Lord Porter: Councils to lose 75p of every £1 of Whitehall cash by 2020

Lord Porter, the Conservative chairman of the LGA, has today called for an end to austerity as he warned that by 2020, local government will have lost 75p of every £1 of core central government funding that it had spent in 2015.

The LGA chair also repeated calls for local government to be allowed to keep all of the £26bn raised by business rates ever year.

Addressing 1,200 public sector delegates at the LGA’s annual conference in Birmingham today, attended by PSE, he stated that almost half of all councils – 168 authorities – will no longer receive any of this core central government funding by 2019-20.

Lord Porter warned that councils faced an overall budget gap of £5.8bn by 2020 and argued that even if councils stopped delivering all essential services and maintenances to local areas, they would not save enough money to plug the gap by 2030.

During his speech, he also called for the central government to abolish council tax referendum limits, to give residents and councillors powers over how local services were paid for in their areas.

“The money local government has to provide vital day-to-day local services is running out fast,” Lord Porter emphasised. “There is also now huge uncertainty about how local services are going to be funded beyond 2020.

“Councils can no longer be expected to run our vital local services on a shoestring. We must shout from the roof tops for local government to be put back on a sustainable financial footing.”

He went on to call for “every penny” in local taxation collected locally to be kept by local government and spent on public services, adding: “The cap on council tax also needs to be lifted to ensure new money can be raised locally and spent locally.

“Local government is the fabric of our country, even more so during this period of uncertainty for the nation.
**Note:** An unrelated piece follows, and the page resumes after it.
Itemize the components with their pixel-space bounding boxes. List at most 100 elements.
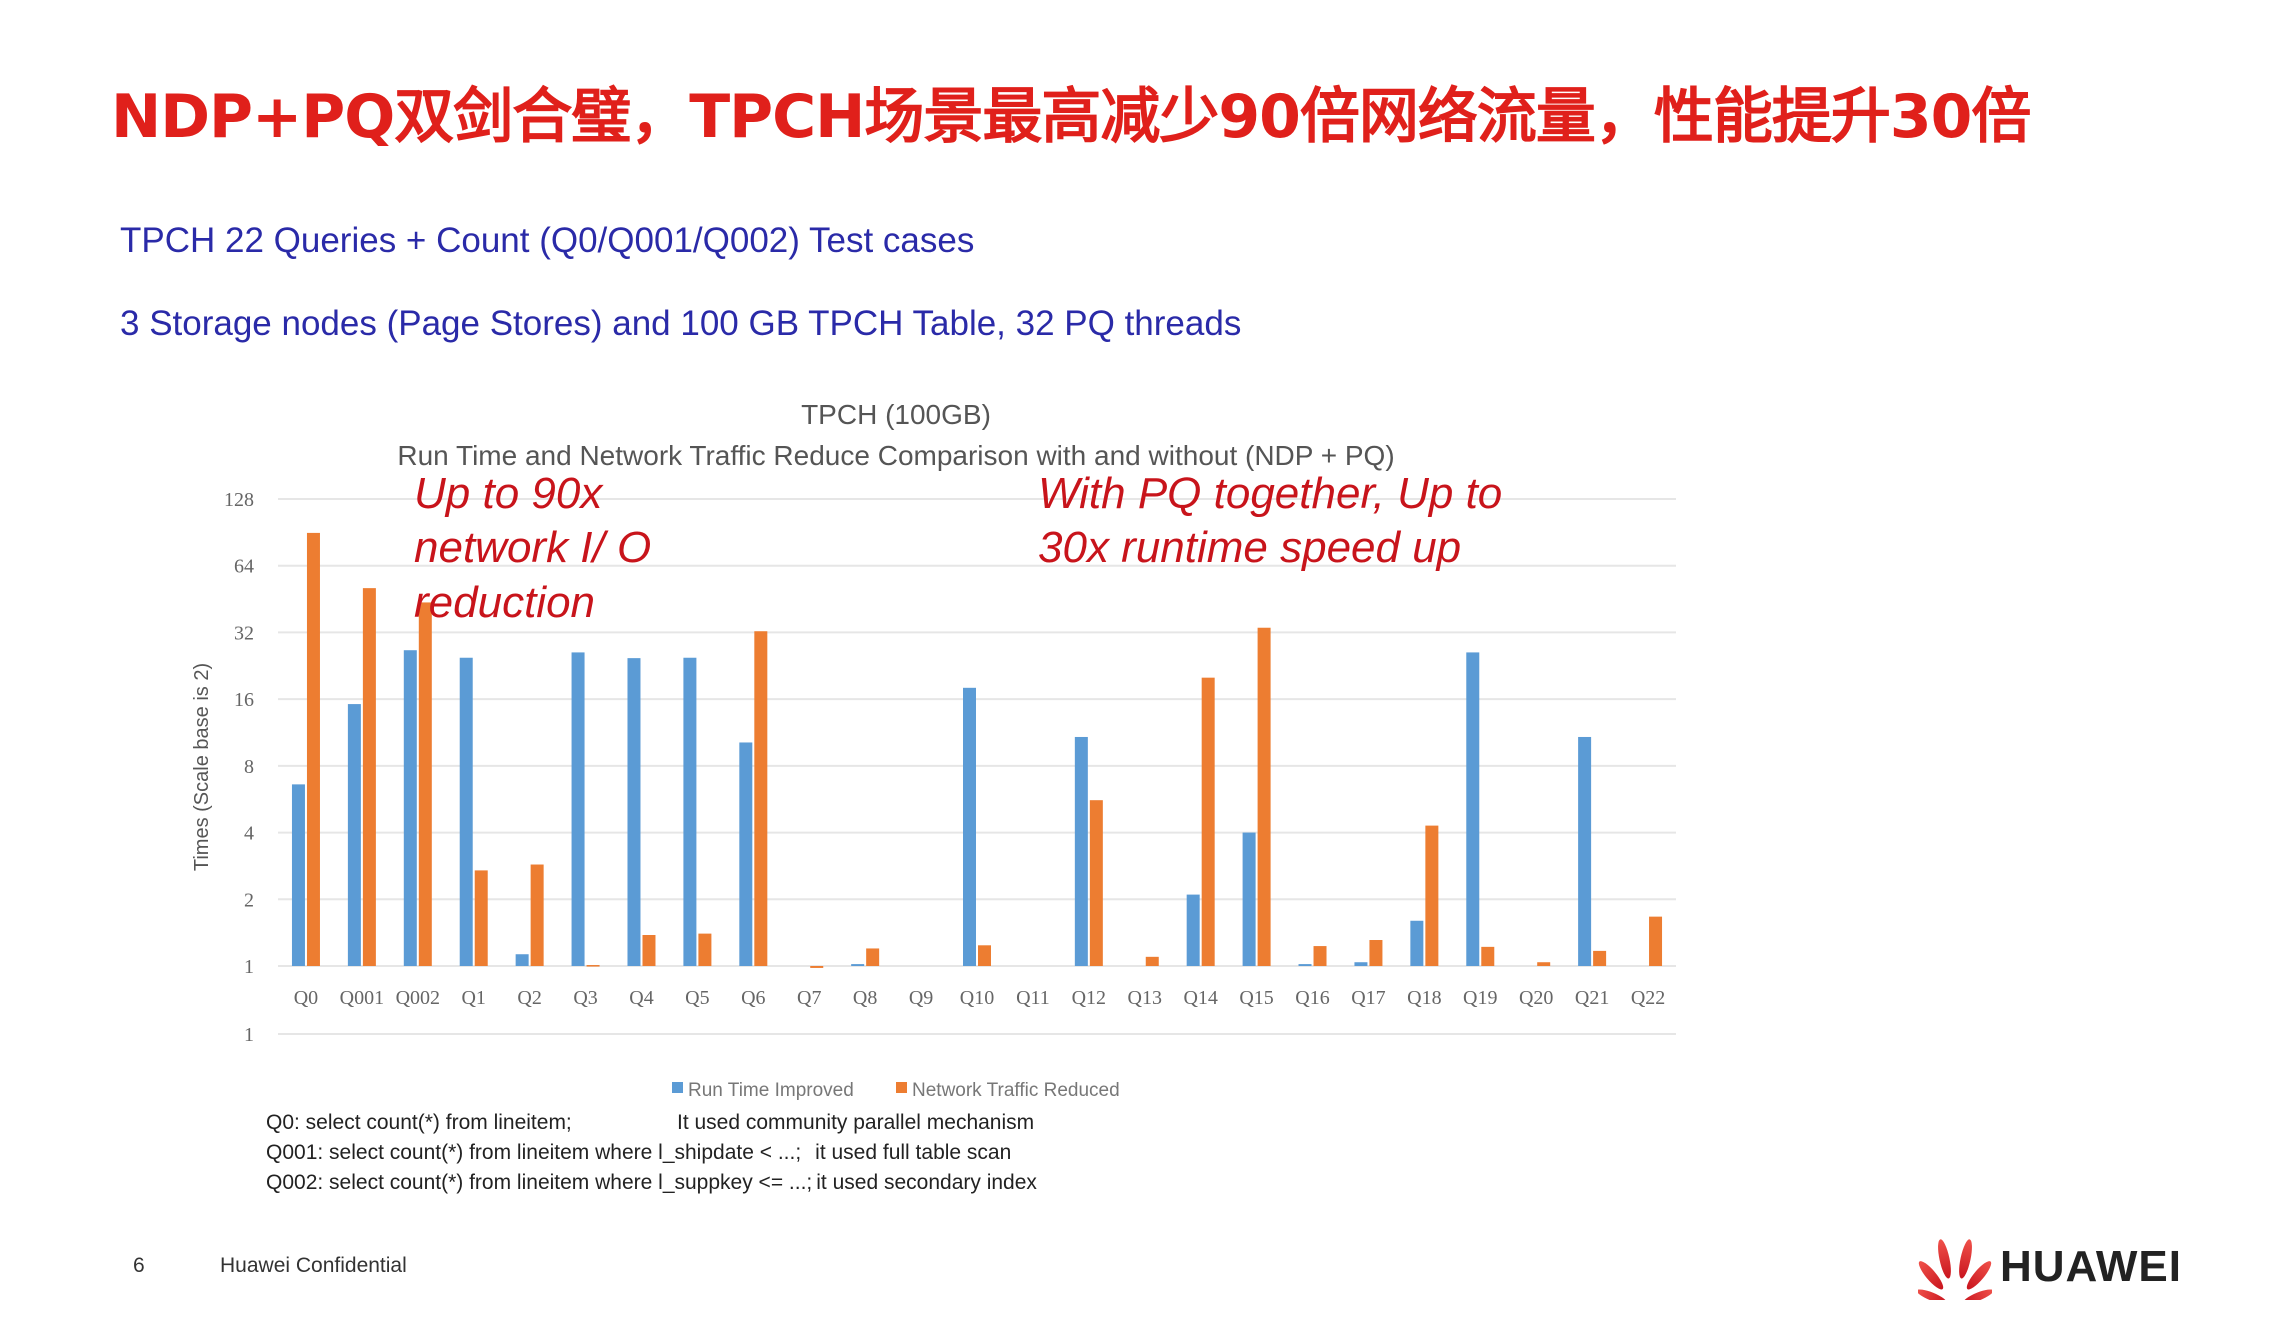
annotation-network-io: Up to 90x network I/ O reduction xyxy=(414,469,651,627)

Councils are the ones who can be trusted to make a difference to people’s lives. To build desperately-needed homes, create jobs and school places, provide the dignified care for our elderly and disabled and boost economic growth.

“If austerity is coming to an end, then we need to make sure councils are at the front of the queue for more money,” Lord Porter concluded. “Only with adequate funding and the right powers can councils help the government tackle the challenges facing our nation now and in the future.”